What I am using:
C#, Selenium (v 4.20), NUnit, Visual Studio
The Scenario:
I am trying to assert that all the text on a given web page is visible and is also the correct text. I have a handful of pages I need to verify, all of them have very large amounts of text. I am able to find each element for each paragraph like any other element assertion normally, and make sure all the .Text() of that element matches what I expect. However this is incredibly time consuming, and makes it difficult when those elements are subject to change.
Is there a better way of doing this? Like for example getting the page source text, and then comparing that to a file of expected text that is saved in my solution? That seems like a somewhat ‘heavy’ operation, but I don’t know of any other way.
I have tried asserting each element holding each paragraph of text, while this works for the most part it is incredibly time consuming. Also an issue I see is that the page text from the same paragraph/ section of text will appear in separate elements, making some areas difficult to assert properly. I am expecting that there must be a better way of doing this.
Use the selenium is_displayed method to get all the elements that are visual. Then use .text on the visual elements you created to collect all the visual text. Split the visual text into individual sentences and split your required text into individual sentences. Check that each required sentence exists within the visible sentences list, if it does then the webpage passes else it fails.

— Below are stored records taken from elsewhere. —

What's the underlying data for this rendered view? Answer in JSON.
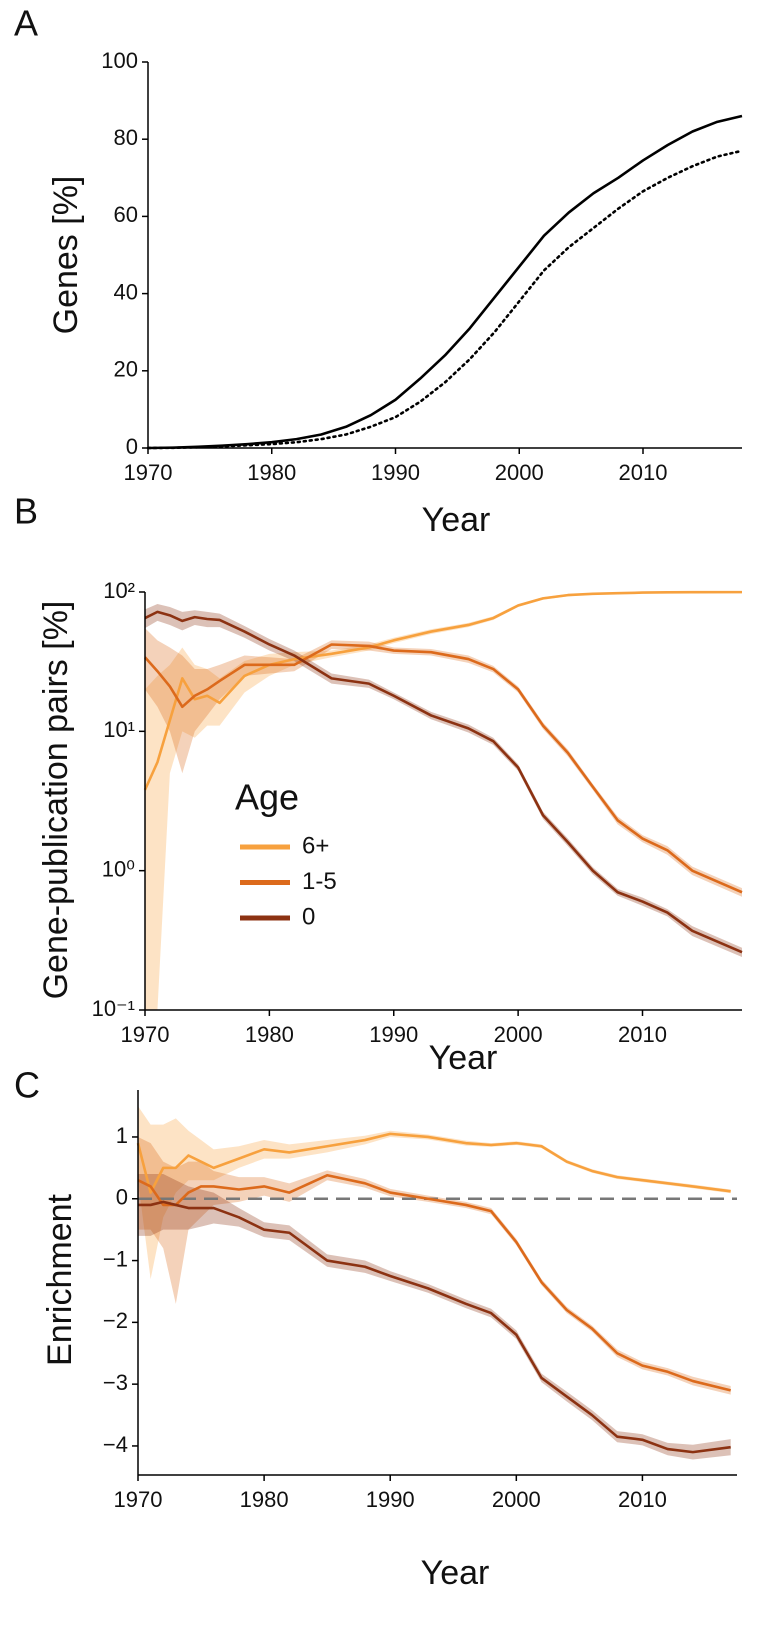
{
  "chart_data": [
    {
      "type": "line",
      "panel_label": "A",
      "x_label": "Year",
      "y_label": "Genes [%]",
      "x": [
        1970,
        1972,
        1974,
        1976,
        1978,
        1980,
        1982,
        1984,
        1986,
        1988,
        1990,
        1992,
        1994,
        1996,
        1998,
        2000,
        2002,
        2004,
        2006,
        2008,
        2010,
        2012,
        2014,
        2016,
        2018
      ],
      "xlim": [
        1970,
        2018
      ],
      "xticks": [
        1970,
        1980,
        1990,
        2000,
        2010
      ],
      "ylim": [
        0,
        100
      ],
      "yticks": [
        0,
        20,
        40,
        60,
        80,
        100
      ],
      "series": [
        {
          "color": "#000000",
          "dash": "solid",
          "values": [
            0,
            0.1,
            0.3,
            0.6,
            1,
            1.5,
            2.3,
            3.5,
            5.5,
            8.5,
            12.5,
            18,
            24,
            31,
            39,
            47,
            55,
            61,
            66,
            70,
            74.5,
            78.5,
            82,
            84.5,
            86
          ]
        },
        {
          "color": "#000000",
          "dash": "dotted",
          "values": [
            0,
            0.05,
            0.2,
            0.4,
            0.7,
            1,
            1.5,
            2.3,
            3.5,
            5.5,
            8,
            12,
            17,
            23,
            30,
            38,
            46,
            52,
            57,
            62,
            66.5,
            70,
            73,
            75.5,
            77
          ]
        }
      ]
    },
    {
      "type": "line",
      "panel_label": "B",
      "x_label": "Year",
      "y_label": "Gene-publication pairs [%]",
      "yscale": "log",
      "legend": "center left",
      "legend_title": "Age",
      "x": [
        1970,
        1971,
        1972,
        1973,
        1974,
        1975,
        1976,
        1978,
        1980,
        1982,
        1985,
        1988,
        1990,
        1993,
        1996,
        1998,
        2000,
        2002,
        2004,
        2006,
        2008,
        2010,
        2012,
        2014,
        2018
      ],
      "xlim": [
        1970,
        2018
      ],
      "xticks": [
        1970,
        1980,
        1990,
        2000,
        2010
      ],
      "ylim": [
        0.1,
        100
      ],
      "yticks": [
        {
          "value": 0.1,
          "label": "10⁻¹"
        },
        {
          "value": 1,
          "label": "10⁰"
        },
        {
          "value": 10,
          "label": "10¹"
        },
        {
          "value": 100,
          "label": "10²"
        }
      ],
      "series": [
        {
          "name": "6+",
          "color": "#f7a13e",
          "values": [
            3.8,
            6,
            12,
            24,
            17,
            18,
            16,
            25,
            30,
            33,
            36,
            40,
            45,
            52,
            58,
            65,
            80,
            90,
            95,
            97,
            98,
            99,
            99.5,
            99.7,
            99.8
          ],
          "lower": [
            0.1,
            0.1,
            5,
            10,
            9,
            11,
            11,
            19,
            25,
            30,
            34,
            38,
            43,
            50,
            56,
            63,
            78,
            88,
            93,
            96,
            97,
            98,
            99,
            99.2,
            99.4
          ],
          "upper": [
            20,
            25,
            30,
            40,
            30,
            28,
            24,
            32,
            36,
            37,
            38,
            42,
            47,
            54,
            60,
            67,
            82,
            92,
            97,
            98,
            99,
            100,
            100,
            100,
            100
          ]
        },
        {
          "name": "1-5",
          "color": "#dc6a1c",
          "values": [
            34,
            27,
            21,
            15,
            18,
            20,
            23,
            30,
            30,
            30,
            42,
            41,
            38,
            37,
            33,
            28,
            20,
            11,
            7,
            4,
            2.3,
            1.7,
            1.4,
            1,
            0.7
          ],
          "lower": [
            20,
            15,
            10,
            5,
            10,
            13,
            17,
            25,
            26,
            27,
            39,
            38,
            36,
            35,
            31,
            26.5,
            19,
            10.4,
            6.6,
            3.8,
            2.15,
            1.6,
            1.3,
            0.93,
            0.65
          ],
          "upper": [
            55,
            45,
            40,
            35,
            28,
            28,
            30,
            35,
            34,
            33,
            45,
            44,
            40,
            39,
            35,
            29.5,
            21,
            11.6,
            7.4,
            4.2,
            2.45,
            1.8,
            1.5,
            1.07,
            0.75
          ]
        },
        {
          "name": "0",
          "color": "#8c3212",
          "values": [
            65,
            72,
            68,
            62,
            66,
            64,
            63,
            52,
            42,
            35,
            24,
            22,
            18,
            13,
            10.5,
            8.5,
            5.5,
            2.5,
            1.6,
            1,
            0.7,
            0.6,
            0.5,
            0.37,
            0.26
          ],
          "lower": [
            55,
            62,
            58,
            53,
            58,
            56,
            56,
            47,
            38,
            32,
            22,
            20.5,
            17,
            12.2,
            9.8,
            8,
            5.2,
            2.35,
            1.5,
            0.94,
            0.66,
            0.56,
            0.47,
            0.34,
            0.24
          ],
          "upper": [
            75,
            82,
            78,
            72,
            74,
            72,
            70,
            57,
            46,
            38,
            26,
            23.5,
            19,
            13.8,
            11.2,
            9,
            5.8,
            2.65,
            1.7,
            1.06,
            0.74,
            0.64,
            0.53,
            0.4,
            0.28
          ]
        }
      ]
    },
    {
      "type": "line",
      "panel_label": "C",
      "x_label": "Year",
      "y_label": "Enrichment",
      "reference_line": 0,
      "x": [
        1970,
        1971,
        1972,
        1973,
        1974,
        1975,
        1976,
        1978,
        1980,
        1982,
        1985,
        1988,
        1990,
        1993,
        1996,
        1998,
        2000,
        2002,
        2004,
        2006,
        2008,
        2010,
        2012,
        2014,
        2017
      ],
      "xlim": [
        1970,
        2017.5
      ],
      "xticks": [
        1970,
        1980,
        1990,
        2000,
        2010
      ],
      "ylim": [
        -4.47,
        1.76
      ],
      "yticks": [
        {
          "value": -4,
          "label": "−4"
        },
        {
          "value": -3,
          "label": "−3"
        },
        {
          "value": -2,
          "label": "−2"
        },
        {
          "value": -1,
          "label": "−1"
        },
        0,
        1
      ],
      "series": [
        {
          "color": "#f7a13e",
          "values": [
            0.9,
            0.1,
            0.5,
            0.5,
            0.7,
            0.6,
            0.5,
            0.65,
            0.8,
            0.75,
            0.85,
            0.95,
            1.05,
            1,
            0.9,
            0.87,
            0.9,
            0.85,
            0.6,
            0.45,
            0.35,
            0.3,
            0.25,
            0.2,
            0.12
          ],
          "lower": [
            0.3,
            -1.3,
            -0.3,
            0.1,
            0.3,
            0.3,
            0.3,
            0.5,
            0.65,
            0.65,
            0.75,
            0.88,
            1,
            0.96,
            0.86,
            0.84,
            0.87,
            0.82,
            0.57,
            0.42,
            0.32,
            0.27,
            0.22,
            0.17,
            0.09
          ],
          "upper": [
            1.5,
            1.2,
            1.2,
            1.3,
            1.1,
            0.95,
            0.8,
            0.85,
            0.95,
            0.88,
            0.95,
            1.02,
            1.1,
            1.04,
            0.94,
            0.9,
            0.93,
            0.88,
            0.63,
            0.48,
            0.38,
            0.33,
            0.28,
            0.23,
            0.15
          ]
        },
        {
          "color": "#dc6a1c",
          "values": [
            0.3,
            0.2,
            -0.1,
            -0.1,
            0.1,
            0.2,
            0.2,
            0.15,
            0.2,
            0.1,
            0.38,
            0.25,
            0.1,
            0,
            -0.1,
            -0.2,
            -0.7,
            -1.35,
            -1.8,
            -2.1,
            -2.5,
            -2.7,
            -2.8,
            -2.95,
            -3.1
          ],
          "lower": [
            -0.5,
            -0.5,
            -0.8,
            -1.7,
            -0.5,
            -0.3,
            -0.1,
            -0.05,
            0.05,
            -0.05,
            0.3,
            0.18,
            0.04,
            -0.05,
            -0.15,
            -0.25,
            -0.75,
            -1.4,
            -1.85,
            -2.15,
            -2.56,
            -2.76,
            -2.86,
            -3.02,
            -3.17
          ],
          "upper": [
            1,
            0.9,
            0.6,
            0.5,
            0.6,
            0.6,
            0.45,
            0.35,
            0.35,
            0.25,
            0.46,
            0.32,
            0.16,
            0.05,
            -0.05,
            -0.15,
            -0.65,
            -1.3,
            -1.75,
            -2.05,
            -2.44,
            -2.64,
            -2.74,
            -2.88,
            -3.03
          ]
        },
        {
          "color": "#8c3212",
          "values": [
            -0.1,
            -0.1,
            -0.05,
            -0.1,
            -0.15,
            -0.15,
            -0.15,
            -0.3,
            -0.5,
            -0.55,
            -1,
            -1.1,
            -1.25,
            -1.45,
            -1.7,
            -1.85,
            -2.2,
            -2.9,
            -3.2,
            -3.5,
            -3.85,
            -3.9,
            -4.05,
            -4.1,
            -4.02
          ],
          "lower": [
            -0.6,
            -0.6,
            -0.5,
            -0.5,
            -0.5,
            -0.45,
            -0.4,
            -0.45,
            -0.62,
            -0.67,
            -1.1,
            -1.2,
            -1.33,
            -1.52,
            -1.77,
            -1.92,
            -2.27,
            -2.97,
            -3.28,
            -3.58,
            -3.94,
            -3.99,
            -4.15,
            -4.22,
            -4.15
          ],
          "upper": [
            0.4,
            0.4,
            0.4,
            0.3,
            0.2,
            0.15,
            0.1,
            -0.15,
            -0.38,
            -0.43,
            -0.9,
            -1,
            -1.17,
            -1.38,
            -1.63,
            -1.78,
            -2.13,
            -2.83,
            -3.12,
            -3.42,
            -3.76,
            -3.81,
            -3.95,
            -3.98,
            -3.89
          ]
        }
      ]
    }
  ]
}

This shouldn’t be very time consuming since it is completely automated but anything using selenium is going to be slower than requests+beautiful soup because you are emulating the browser. If you are doing a lot of websites then I’d recommend first setting up requests+beautiful soup similarly get the webpage text and check it against your required text and once that has passed you can then use selenium to do a second check. This will be a lot faster assuming that the majority of the websites you are checking will fail the first check.
Make sure you implement rate limiting if you are accessing the same website repeatedly.